British broadcaster and journalist

 Mark Charles Adam Pougatch (born 27 January 1968) is an English radio and television broadcaster, journalist, and author who is currently a sideline reporter for Stan Sport's European football and the Chief Sports Presenter for ITV Sport, fronting their major football and rugby coverage. Pougatch was the presenter of BT Sport Score.

==Early life==
Born in Paddington, west London, Pougatch attended Malvern College, where he was captain of the First XI cricket team and graduated with a degree in politics at the University of Durham where he was a member of Hatfield College. He then undertook a postgraduate diploma in Broadcast Journalism at the London College of Communication.

== Broadcasting career==
Pougatch initially worked for six months at the former BBC radio station for London, BBC GLR. He then became a regular football reporter in 1992 with BBC Essex.

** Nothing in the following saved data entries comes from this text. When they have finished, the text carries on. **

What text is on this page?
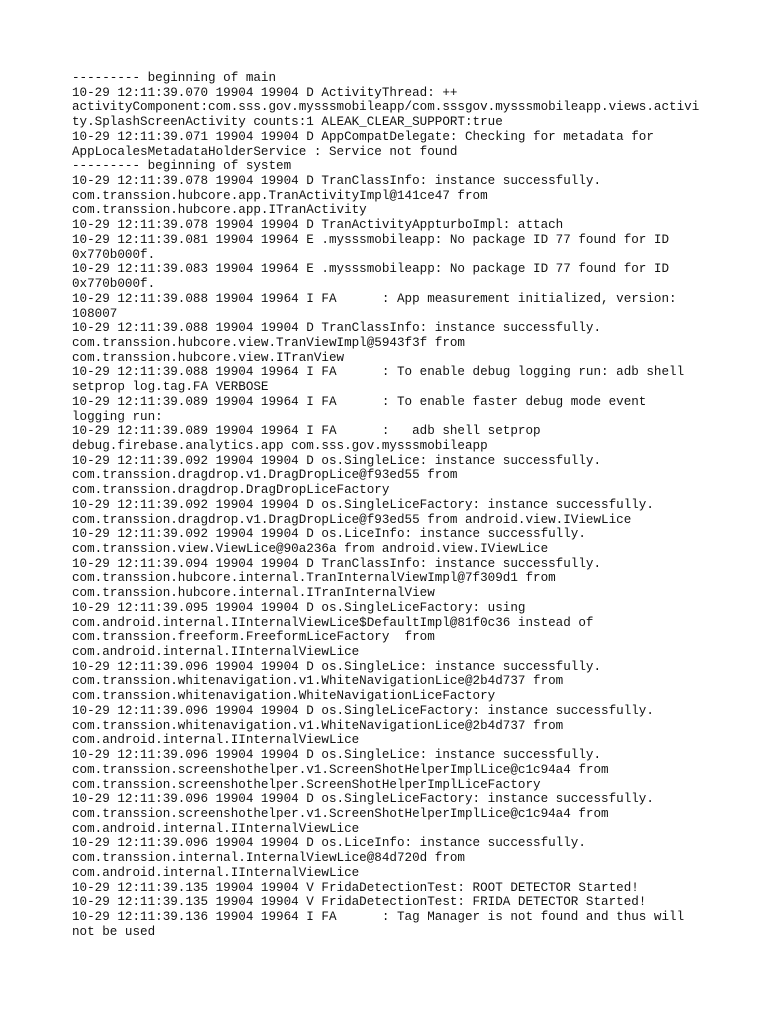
--------- beginning of main
10-29 12:11:39.070 19904 19904 D ActivityThread: ++
activityComponent:com.sss.gov.mysssmobileapp/com.sssgov.mysssmobileapp.views.activi
ty.SplashScreenActivity counts:1 ALEAK_CLEAR_SUPPORT:true
10-29 12:11:39.071 19904 19904 D AppCompatDelegate: Checking for metadata for
AppLocalesMetadataHolderService : Service not found
--------- beginning of system
10-29 12:11:39.078 19904 19904 D TranClassInfo: instance successfully.
com.transsion.hubcore.app.TranActivityImpl@141ce47 from
com.transsion.hubcore.app.ITranActivity
10-29 12:11:39.078 19904 19904 D TranActivityAppturboImpl: attach
10-29 12:11:39.081 19904 19964 E .mysssmobileapp: No package ID 77 found for ID
0x770b000f.
10-29 12:11:39.083 19904 19964 E .mysssmobileapp: No package ID 77 found for ID
0x770b000f.
10-29 12:11:39.088 19904 19964 I FA      : App measurement initialized, version:
108007
10-29 12:11:39.088 19904 19904 D TranClassInfo: instance successfully.
com.transsion.hubcore.view.TranViewImpl@5943f3f from
com.transsion.hubcore.view.ITranView
10-29 12:11:39.088 19904 19964 I FA      : To enable debug logging run: adb shell
setprop log.tag.FA VERBOSE
10-29 12:11:39.089 19904 19964 I FA      : To enable faster debug mode event
logging run:
10-29 12:11:39.089 19904 19964 I FA      :   adb shell setprop
debug.firebase.analytics.app com.sss.gov.mysssmobileapp
10-29 12:11:39.092 19904 19904 D os.SingleLice: instance successfully.
com.transsion.dragdrop.v1.DragDropLice@f93ed55 from
com.transsion.dragdrop.DragDropLiceFactory
10-29 12:11:39.092 19904 19904 D os.SingleLiceFactory: instance successfully.
com.transsion.dragdrop.v1.DragDropLice@f93ed55 from android.view.IViewLice
10-29 12:11:39.092 19904 19904 D os.LiceInfo: instance successfully.
com.transsion.view.ViewLice@90a236a from android.view.IViewLice
10-29 12:11:39.094 19904 19904 D TranClassInfo: instance successfully.
com.transsion.hubcore.internal.TranInternalViewImpl@7f309d1 from
com.transsion.hubcore.internal.ITranInternalView
10-29 12:11:39.095 19904 19904 D os.SingleLiceFactory: using
com.android.internal.IInternalViewLice$DefaultImpl@81f0c36 instead of
com.transsion.freeform.FreeformLiceFactory  from
com.android.internal.IInternalViewLice
10-29 12:11:39.096 19904 19904 D os.SingleLice: instance successfully.
com.transsion.whitenavigation.v1.WhiteNavigationLice@2b4d737 from
com.transsion.whitenavigation.WhiteNavigationLiceFactory
10-29 12:11:39.096 19904 19904 D os.SingleLiceFactory: instance successfully.
com.transsion.whitenavigation.v1.WhiteNavigationLice@2b4d737 from
com.android.internal.IInternalViewLice
10-29 12:11:39.096 19904 19904 D os.SingleLice: instance successfully.
com.transsion.screenshothelper.v1.ScreenShotHelperImplLice@c1c94a4 from
com.transsion.screenshothelper.ScreenShotHelperImplLiceFactory
10-29 12:11:39.096 19904 19904 D os.SingleLiceFactory: instance successfully.
com.transsion.screenshothelper.v1.ScreenShotHelperImplLice@c1c94a4 from
com.android.internal.IInternalViewLice
10-29 12:11:39.096 19904 19904 D os.LiceInfo: instance successfully.
com.transsion.internal.InternalViewLice@84d720d from
com.android.internal.IInternalViewLice
10-29 12:11:39.135 19904 19904 V FridaDetectionTest: ROOT DETECTOR Started!
10-29 12:11:39.135 19904 19904 V FridaDetectionTest: FRIDA DETECTOR Started!
10-29 12:11:39.136 19904 19964 I FA      : Tag Manager is not found and thus will
not be used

In 1994, he joined BBC Radio 5 Live, selected to be the main presenter of 5 Live Sport on Sundays. In August 2000, he switched to the flagship Saturday edition of the show and continued to present this until August 2016 when he was replaced by Mark Chapman.

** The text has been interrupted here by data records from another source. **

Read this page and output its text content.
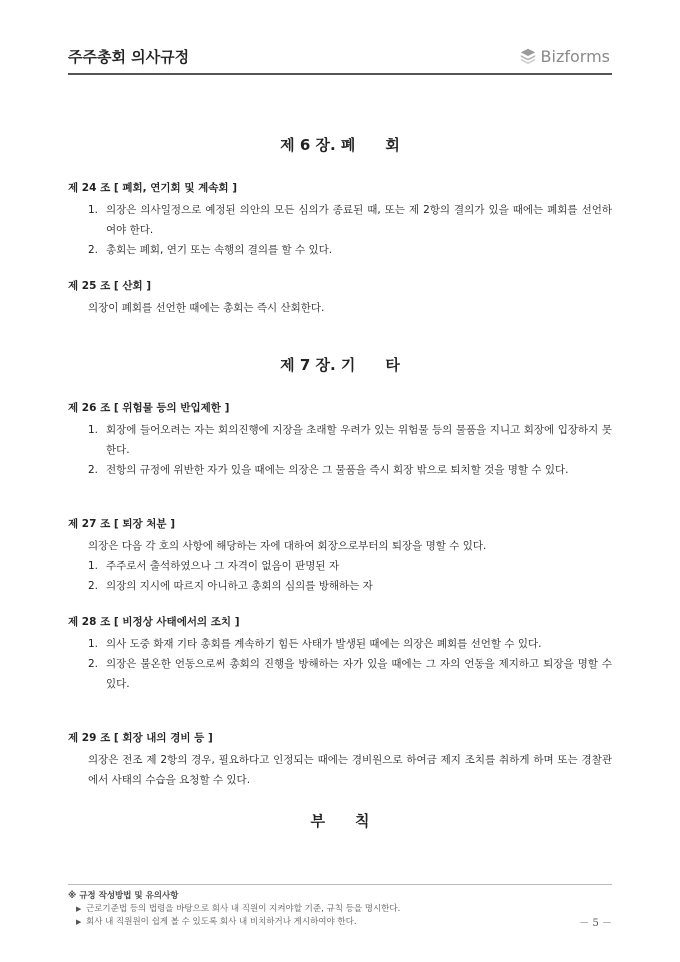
주주총회 의사규정	Bizforms
제 6 장. 폐　　회
제 24 조 [ 폐회, 연기회 및 계속회 ]
1. 의장은 의사일정으로 예정된 의안의 모든 심의가 종료된 때, 또는 제 2항의 결의가 있을 때에는 폐회를 선언하여야 한다.
2. 총회는 폐회, 연기 또는 속행의 결의를 할 수 있다.
제 25 조 [ 산회 ]

의장이 폐회를 선언한 때에는 총회는 즉시 산회한다.

제 7 장. 기　　타
제 26 조 [ 위험물 등의 반입제한 ]
1. 회장에 들어오려는 자는 회의진행에 지장을 초래할 우려가 있는 위험물 등의 물품을 지니고 회장에 입장하지 못한다.
2. 전항의 규정에 위반한 자가 있을 때에는 의장은 그 물품을 즉시 회장 밖으로 퇴치할 것을 명할 수 있다.
제 27 조 [ 퇴장 처분 ]

의장은 다음 각 호의 사항에 해당하는 자에 대하여 회장으로부터의 퇴장을 명할 수 있다.

1. 주주로서 출석하였으나 그 자격이 없음이 판명된 자
2. 의장의 지시에 따르지 아니하고 총회의 심의를 방해하는 자
제 28 조 [ 비정상 사태에서의 조치 ]
1. 의사 도중 화재 기타 총회를 계속하기 힘든 사태가 발생된 때에는 의장은 폐회를 선언할 수 있다.
2. 의장은 불온한 언동으로써 총회의 진행을 방해하는 자가 있을 때에는 그 자의 언동을 제지하고 퇴장을 명할 수 있다.
제 29 조 [ 회장 내의 경비 등 ]

의장은 전조 제 2항의 경우, 필요하다고 인정되는 때에는 경비원으로 하여금 제지 조치를 취하게 하며 또는 경찰관에서 사태의 수습을 요청할 수 있다.

부　　칙
※ 규정 작성방법 및 유의사항
▶ 근로기준법 등의 법령을 바탕으로 회사 내 직원이 지켜야할 기준, 규칙 등을 명시한다.
▶ 회사 내 직원원이 쉽게 볼 수 있도록 회사 내 비치하거나 게시하여야 한다.	－ 5 －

Pougatch has presented coverage of the IPL cricket and the African Cup of Nations for ITV.

In January 2015, Pougatch replaced Adrian Chiles as the main football presenter on ITV, fronting the channel's coverage of the UEFA Champions League, England Internationals and later Euro 2016. In February and March 2016, Pougatch co-presented ITV's coverage of the Six Nations Rugby Championship and continued in this role in 2017, 2018 and 2019, subsequently co-hosting ITV's coverage of the 2019 Rugby World Cup alongside (amongst others) Craig Doyle.

In March 2012, he won the Sports Journalists' Association award for Sports Broadcaster of the Year.

He started presenting the Saturday afternoon show BT Sport Score on BT Sport in 2016 but had left by the start of the 20–21 season.

Pougatch is part of Stan Sport's coverage of UEFA Champions League, Europa League, Conference League and Super Cup, reporting live from the stadium.

==Other activities==
Pougatch joined the team of Football Superstars, a game which was due to be released in 2009 as an innovative MMORPG game integrating gameplay with footballers' lifestyles. He is the author of Three Lions Versus the World: England's World Cup Stories from the Men Who Were There. He is also a speaker, after dinner and at daytime events.

==Personal life==
Pougatch is married to Lady Victoria Scott, the younger daughter of the 5th Earl of Eldon. They live in Oxfordshire with their three children. His grandfather was among the Jewish diaspora who escaped Ukraine amid the violence that followed the first Russian Revolution.